Между строк читается: но лучше не говорите этого прямо сейчас. А еще лучше – не говорите никогда. Не валяйте дурака. Будьте сильными, делайте то, что от вас ожидается, не моргнув глазом, не поддавайтесь слабости и ранимости, которая живет внутри вас. Сейчас надо действовать, а не предаваться какой-то дурацкой терапии.
– Начните с имама, – говорит Свен. – Но будьте осторожны. Мы не хотим, чтобы газеты расписали нас как ненавистников мусульман. И в нынешней ситуации само наличие связи вообще сомнительно.
– Тогда, может быть, нам все же подождать? – спрашивает Малин. – Пока отложить этот вопрос?
– Вы должны допросить имама, – говорит Карим. – Это приказ. Мы должны задержать тех негодяев, которые это сотворили. У тех двух детей вся жизнь была впереди – как и у тех, что играют там, на площадке. Если даже мы и наступим кому-то на больную мозоль, ничего не поделаешь. Понятно?
– Ясное дело, имама надо допросить немедленно, – произносит Вальдемар, но Малин видит сомнение в глазах Зака, Юхана и Бёрье: зачем все это нужно на таком раннем этапе расследования, когда на самом деле ничто, кроме разве что общих настроений у общественности, не указывает в эту сторону.
Но таковы предрассудки.
И они влияют на нас. Особенно перед лицом внешней, неопределенной опасности.
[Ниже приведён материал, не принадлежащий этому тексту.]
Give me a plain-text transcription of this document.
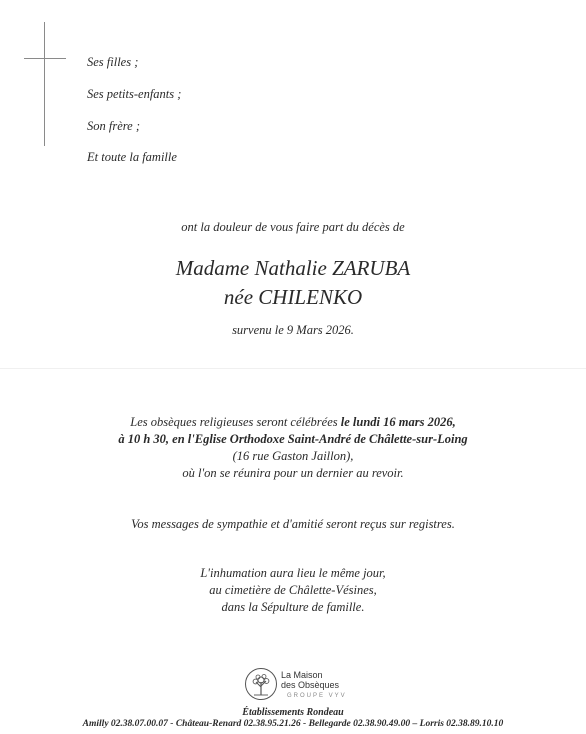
Ses filles ;
Ses petits-enfants ;
Son frère ;
Et toute la famille
ont la douleur de vous faire part du décès de
Madame Nathalie ZARUBA
née CHILENKO
survenu le 9 Mars 2026.
Les obsèques religieuses seront célébrées le lundi 16 mars 2026,
à 10 h 30, en l'Eglise Orthodoxe Saint-André de Châlette-sur-Loing
(16 rue Gaston Jaillon),
où l'on se réunira pour un dernier au revoir.
Vos messages de sympathie et d'amitié seront reçus sur registres.
L'inhumation aura lieu le même jour,
au cimetière de Châlette-Vésines,
dans la Sépulture de famille.
La Maison
des Obsèques
GROUPE VYV
Établissements Rondeau
Amilly 02.38.07.00.07 - Château-Renard 02.38.95.21.26 - Bellegarde 02.38.90.49.00 – Lorris 02.38.89.10.10
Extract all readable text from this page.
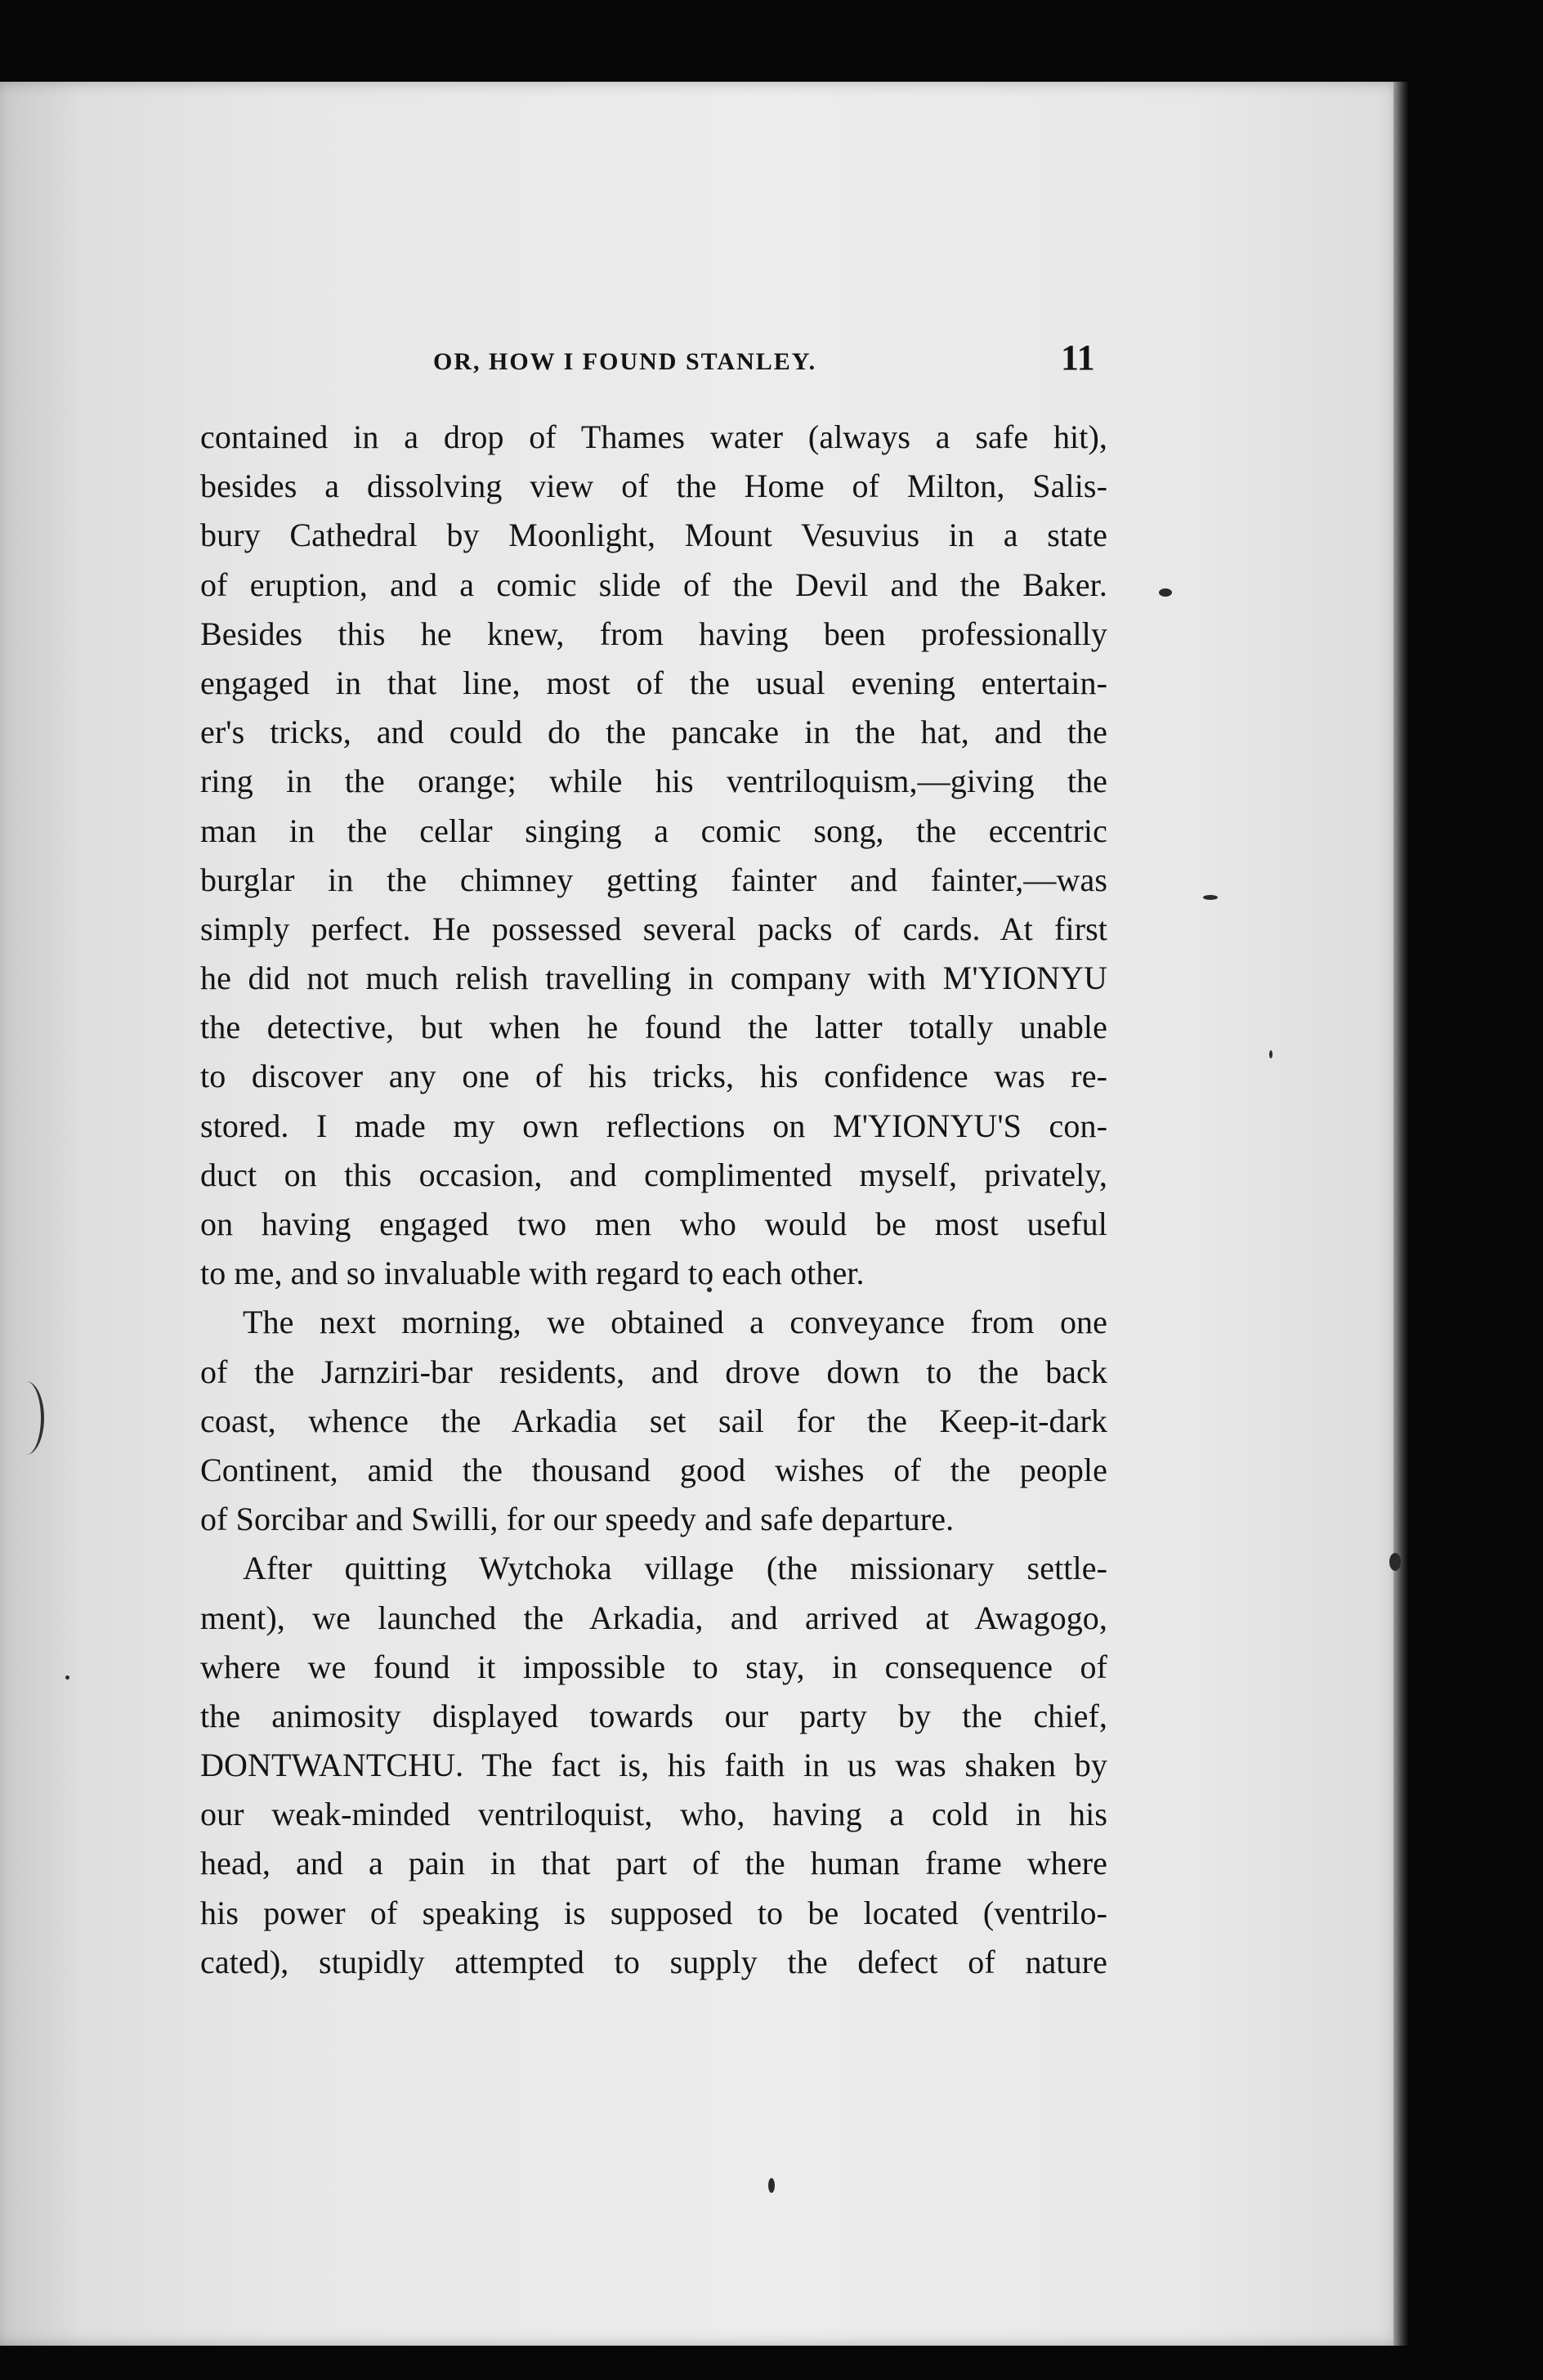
OR, HOW I FOUND STANLEY.	11
contained in a drop of Thames water (always a safe hit),
besides a dissolving view of the Home of Milton, Salis-
bury Cathedral by Moonlight, Mount Vesuvius in a state
of eruption, and a comic slide of the Devil and the Baker.
Besides this he knew, from having been professionally
engaged in that line, most of the usual evening entertain-
er's tricks, and could do the pancake in the hat, and the
ring in the orange; while his ventriloquism,—giving the
man in the cellar singing a comic song, the eccentric
burglar in the chimney getting fainter and fainter,—was
simply perfect. He possessed several packs of cards. At first
he did not much relish travelling in company with M'YIONYU
the detective, but when he found the latter totally unable
to discover any one of his tricks, his confidence was re-
stored. I made my own reflections on M'YIONYU'S con-
duct on this occasion, and complimented myself, privately,
on having engaged two men who would be most useful
to me, and so invaluable with regard to each other.
The next morning, we obtained a conveyance from one
of the Jarnziri-bar residents, and drove down to the back
coast, whence the Arkadia set sail for the Keep-it-dark
Continent, amid the thousand good wishes of the people
of Sorcibar and Swilli, for our speedy and safe departure.
After quitting Wytchoka village (the missionary settle-
ment), we launched the Arkadia, and arrived at Awagogo,
where we found it impossible to stay, in consequence of
the animosity displayed towards our party by the chief,
DONTWANTCHU. The fact is, his faith in us was shaken by
our weak-minded ventriloquist, who, having a cold in his
head, and a pain in that part of the human frame where
his power of speaking is supposed to be located (ventrilo-
cated), stupidly attempted to supply the defect of nature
Малин смотрит в окно. На площадке детского сада двое детишек заползают в домик, и со стороны кажется, что они исчезают, словно их поглотило иное измерение.
Мы играем в домике без стен, в темной и тесной комнате – найдем ли мы выход отсюда?
Но разве это мы плачем от огорчения?
Разве не другие дети?
Они еще живы. К ним приближается плохое.
Мы видим их, Малин. Эти маленькая девочка и мальчик еще меньше, они заперты в темноте, им страшно, они кричат.
Они и мы – одно. Каким образом, Малин? Как? Мы должны это узнать.
Снаружи злые люди. Или один злой человек. Дети плачут, они хотят спать. Им очень страшно.
А нам хорошо.
Мы гоняемся друг за другом в том белом мире, который теперь принадлежит нам, где цветы вишни расцветают один за другим, показывая свою красоту, свое желание жить.
Я гоняюсь за ней, она за мной, мы играем в пятнашки.
Мы как мягкие игрушки на кроватях в нашем доме.
Мы улетаем от детской площадки садика, от домика. От игр, в которых не можем участвовать.
Лампы горят под потолком, ослепляя нас, но веки мамы опущены, и мы не знаем, сможет ли она когда-нибудь посмотреть на нас, погладить по спинке своими теплыми руками, когда мы уже лежим в кроватках в нашей комнате и собираемся спать.
Мама.
Доктор режет тебя, но мы не хотим этого видеть. Зеленая простыня закрывает тебя в том месте, где он опускает свой скальпель, и мы закрываем глаза, так спокойнее.
Закрой нам глаза ладонью, мама.
Папа. Он должен бы быть здесь, не так ли, мама?
Но его здесь нет – по крайней мере, он не у нас.
Мама.
А ты?
Ты придешь сюда? Ты придешь к нам?
Капли, падающие с операционной лампы на твою щеку, – это наши слезы.
* * *
Я хочу быть с вами, дети мои.
Я вижу и слышу вас, но пока не могу прийти к вам. Сначала эти дяди и тети попытаются починить меня. Но я не хочу становиться прежней, мне не нужны та любовь и радость, которые обещает прекрасный май.
Я хочу быть с вами, с папой, я хочу, чтобы мы снова стали семьей, – и тогда я не смогу оставаться здесь.